Help with recoding various variables in a single data step

Reply
Occasional Contributor lis
Occasional Contributor
Posts: 7

Help with recoding various variables in a single data step

I would really appreciate if someone can give me some feedback about my code.

var PAQ605R -Do you engage in vigorous physical activity?  1= YES, 2=NO, .=missing.  From this variable I need to recode the "NO" as zero and create a variable WORKVIG.  Then I need to create

WORKVIG = ((PAD615r *2) * (PAQ610r))  using var PAD615r (minutes of vigorous physical activity) and var PAQ610r (# days of vigorous physical activity).  Similar procedure was used to create the variable for vigorous recreational activity.  This time the first variable was PAQ650r (Did you engage in vigorous recreational activity?  1= yes, 2=no, .=missing).

The problem that I have is that I am not sure if I am assigning those with no activity as zero correctly because after running the whole I was expecting to see some people in the NO categories, so people that responded NO.  I am doing something wrong!! PLEASE HELP.

Thank you,

Lis   (I'm new in SAS so please keep it simple).

DATA PAQ1;

    SET PAQ;

    **CREATE 2 VARIABLES (WORKVIG AND RECVIG) FOR VIGORATE PHYSICAL ACTIVITY;

    IF PAQ605r =. then WORKVIG = .;

    IF PAQ605r =2 then WORKVIG = 0;

    ELSE WORKVIG=PAQ605r;

    IF PAD615r =. THEN WORKVIG= .;

    IF PAQ610r =. THEN WORKVIG= .;

    **TIME SPENT IN VIGOROUS ACTIVITY WAS WEIGHTED BY A FACTOR OF 2 IN

    ORDER TO CONVERT TO MODERATE PHYSICAL ACTIVITY EQUIVALENTS;

    WORKVIG = ((PAD615r *2) * (PAQ610r));

*RECREATIONAL VIGOROUS VARIABLE;

    IF PAQ650r = . THEN RECVIG =.;

    IF PAQ650r = 2 THEN RECVIG =0;

    ELSE RECVIG =PAQ650r;

    IF PAD660r= . THEN RECVIG=.;

    IF PAQ655r=. THEN RECVIG=.;

    RECVIG = ((PAD660r *2) * (PAQ655r));

RUN;

Super Contributor
Posts: 644

Re: Help with recoding various variables in a single data step

This code is generally OK and has the advantage that it is readily understood by anyone (no tricky stuff here).

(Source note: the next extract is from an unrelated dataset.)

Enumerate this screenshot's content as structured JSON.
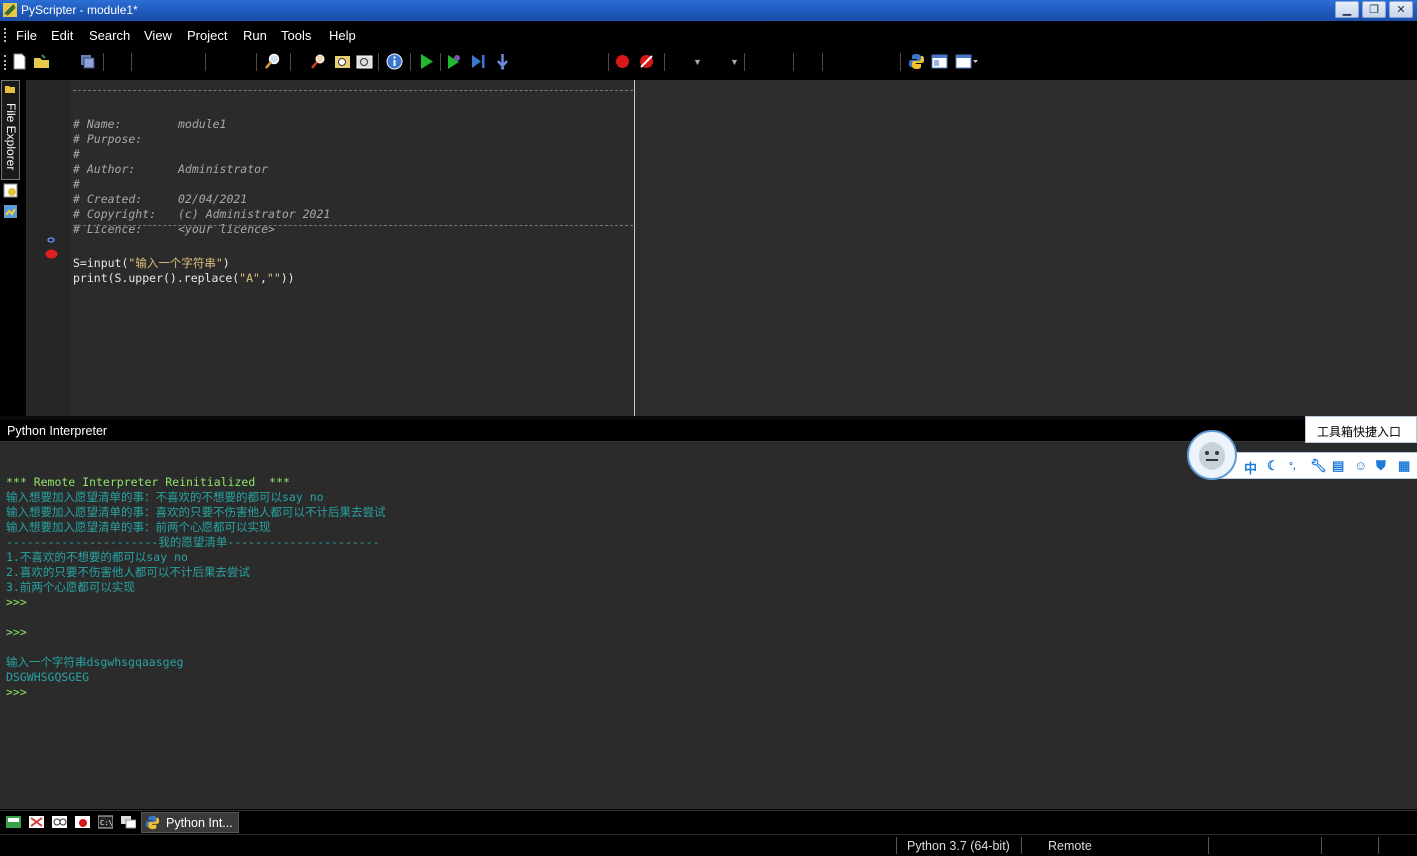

I don't think it quite achieves what you want because you have several different definitions of WORKVIG, and the last will overwrite the others.  

My guess is that you want to combine values for WORKVIG,  something like this (notional code):

    

     if PAQ605r = 2 then ANYWORKVIG = 0 ;

          else ANYWORKVIG = PAQ605r ; /* includes the case where PAQ605r is missing */

     WORKVIG = PAD615r * 2 * PAQ610r ; /* includes the case where PAD615r or PAQ610r is missing */

     WORKVIG = ANYWORKVIG * WORKVIG ; /* is this what you intend? */

The same applies to your calculation of RECVIG

Richard

Super Contributor
Posts: 644

Re: Help with recoding various variables in a single data step

If you want code that is more concise, you can recode the value PAQ605r thus:

     If PAQ605r > 1 then PAQ605r = 0 ;

This code will leave PAQ605r unchanged if its value is one or less (including missing) but otherwise sets the value (when 2) to 0.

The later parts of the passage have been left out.